Vaccine Scandal in China
- klonczak1
- Jul 25, 2018
- 2 min read
Kids are required by the law to get vaccinations in China. Last week, it came out that a major drug producer distributed hundreds of thousands of faulty vaccines for things like rabies as well as diphtheria, whooping cough, and tetanus. Now people are looking to the government for answers.

The number of vaccines being provided that have been found faulty since the investigation began tally to over a hundred thousand, inciting widespread upset and backlash. President Xi Jinping has responded to the incident calling it "vile and shocking."
Meanwhile, China's Food and Drug Administration (CFDA) has launched an investigation into the maker of the vaccine, Changchun Changsheng Biotechnology. The companies license for the human rabies vaccine has been revoked and a recall of all unused vaccines produced by the company has already gone into effect.

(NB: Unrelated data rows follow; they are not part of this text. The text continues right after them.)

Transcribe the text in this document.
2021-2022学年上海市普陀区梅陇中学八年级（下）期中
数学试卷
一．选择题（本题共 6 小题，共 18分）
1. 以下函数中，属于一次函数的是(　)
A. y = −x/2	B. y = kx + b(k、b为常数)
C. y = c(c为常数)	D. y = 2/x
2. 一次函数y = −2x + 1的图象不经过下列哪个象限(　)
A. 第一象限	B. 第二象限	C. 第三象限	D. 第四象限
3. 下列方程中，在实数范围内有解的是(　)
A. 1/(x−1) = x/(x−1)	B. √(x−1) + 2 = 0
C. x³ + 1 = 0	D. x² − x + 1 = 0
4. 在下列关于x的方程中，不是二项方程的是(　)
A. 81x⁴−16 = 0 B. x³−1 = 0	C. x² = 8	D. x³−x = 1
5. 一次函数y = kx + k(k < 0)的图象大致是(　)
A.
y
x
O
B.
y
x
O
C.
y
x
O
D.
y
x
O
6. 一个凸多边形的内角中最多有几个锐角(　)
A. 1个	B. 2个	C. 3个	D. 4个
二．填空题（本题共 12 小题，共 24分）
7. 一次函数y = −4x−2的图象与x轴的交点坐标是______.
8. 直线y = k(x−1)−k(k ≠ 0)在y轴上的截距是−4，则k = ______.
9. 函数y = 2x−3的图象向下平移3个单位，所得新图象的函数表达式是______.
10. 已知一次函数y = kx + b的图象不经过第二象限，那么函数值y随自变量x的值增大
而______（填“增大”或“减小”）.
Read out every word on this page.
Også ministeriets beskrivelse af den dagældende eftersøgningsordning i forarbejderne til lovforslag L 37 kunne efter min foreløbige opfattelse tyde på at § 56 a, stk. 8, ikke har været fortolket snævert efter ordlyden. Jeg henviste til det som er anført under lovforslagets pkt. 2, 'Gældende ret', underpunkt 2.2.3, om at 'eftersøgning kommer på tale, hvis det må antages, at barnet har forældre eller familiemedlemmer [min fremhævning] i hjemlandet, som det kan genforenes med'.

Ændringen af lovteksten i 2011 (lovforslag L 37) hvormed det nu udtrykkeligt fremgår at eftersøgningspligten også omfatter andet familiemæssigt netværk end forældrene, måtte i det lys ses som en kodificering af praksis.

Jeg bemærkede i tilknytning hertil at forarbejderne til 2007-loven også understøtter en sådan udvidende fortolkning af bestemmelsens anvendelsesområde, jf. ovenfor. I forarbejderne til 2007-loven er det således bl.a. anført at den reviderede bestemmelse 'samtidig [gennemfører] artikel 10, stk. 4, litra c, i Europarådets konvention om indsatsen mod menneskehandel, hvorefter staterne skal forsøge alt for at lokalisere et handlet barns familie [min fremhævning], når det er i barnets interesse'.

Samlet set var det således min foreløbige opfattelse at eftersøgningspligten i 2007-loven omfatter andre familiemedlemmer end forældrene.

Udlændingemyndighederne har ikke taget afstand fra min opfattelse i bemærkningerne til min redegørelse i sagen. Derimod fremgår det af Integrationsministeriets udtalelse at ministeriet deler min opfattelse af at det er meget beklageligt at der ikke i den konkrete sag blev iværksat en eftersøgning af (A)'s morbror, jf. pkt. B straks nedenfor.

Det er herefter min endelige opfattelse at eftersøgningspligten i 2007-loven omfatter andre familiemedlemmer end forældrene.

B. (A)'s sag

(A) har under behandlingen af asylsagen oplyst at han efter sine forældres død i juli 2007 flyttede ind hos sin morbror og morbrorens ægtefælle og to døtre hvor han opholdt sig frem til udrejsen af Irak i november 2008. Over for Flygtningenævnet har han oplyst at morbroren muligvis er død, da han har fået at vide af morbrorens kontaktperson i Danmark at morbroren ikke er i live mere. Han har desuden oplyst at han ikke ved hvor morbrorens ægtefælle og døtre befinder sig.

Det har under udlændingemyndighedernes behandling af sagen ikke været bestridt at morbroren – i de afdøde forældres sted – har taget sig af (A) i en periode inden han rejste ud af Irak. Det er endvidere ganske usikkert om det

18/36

Five of the companies senior executives have been taken into custody by Changsheng authorities, who have officially announced they have begun a criminal investigation into the company.
Since the news broke Sunday, thousands of comments have flooded online message boards expressing disgust and concern. Parents and consumers have started using the hashtag "#Changsheng bio-tech vaccine incident," to post their reactions on Weibo, which is a Chinese platform similar to Twitter.
"Our trust has been overdrawn again and again, it's so irresponsible for everyone's life," one user wrote in a heart wrenching post.
Many of the defective vaccines had already reached the market and been administered to Chinese children as part of the mandatory national vaccination program. There is no information at this stage of the investigation as to how the children already vaccinated with the Changsheng product could be affected.
At least two different vaccines -- rabies na diphtehria and tetanus (DPT) -- manufactured by the company are known to be defective. State-run news outlets have reported that at least 113,000 doses of the rabies vaccine, and 253,338 doses of the DPT vaccine were faulty.
This news is all too familiar for the parents in China, who dealt with a similar incident in November 2017 when another 400,000 doses of the same vaccine, produce by a different company, the Wuhan Institute of Biological Products, were found to be "substandard"
The vaccine scandal is just the latest in a series of controversies surrounding fake or defective products being produced and distributed in China, leaving the people to demand transparency and answers.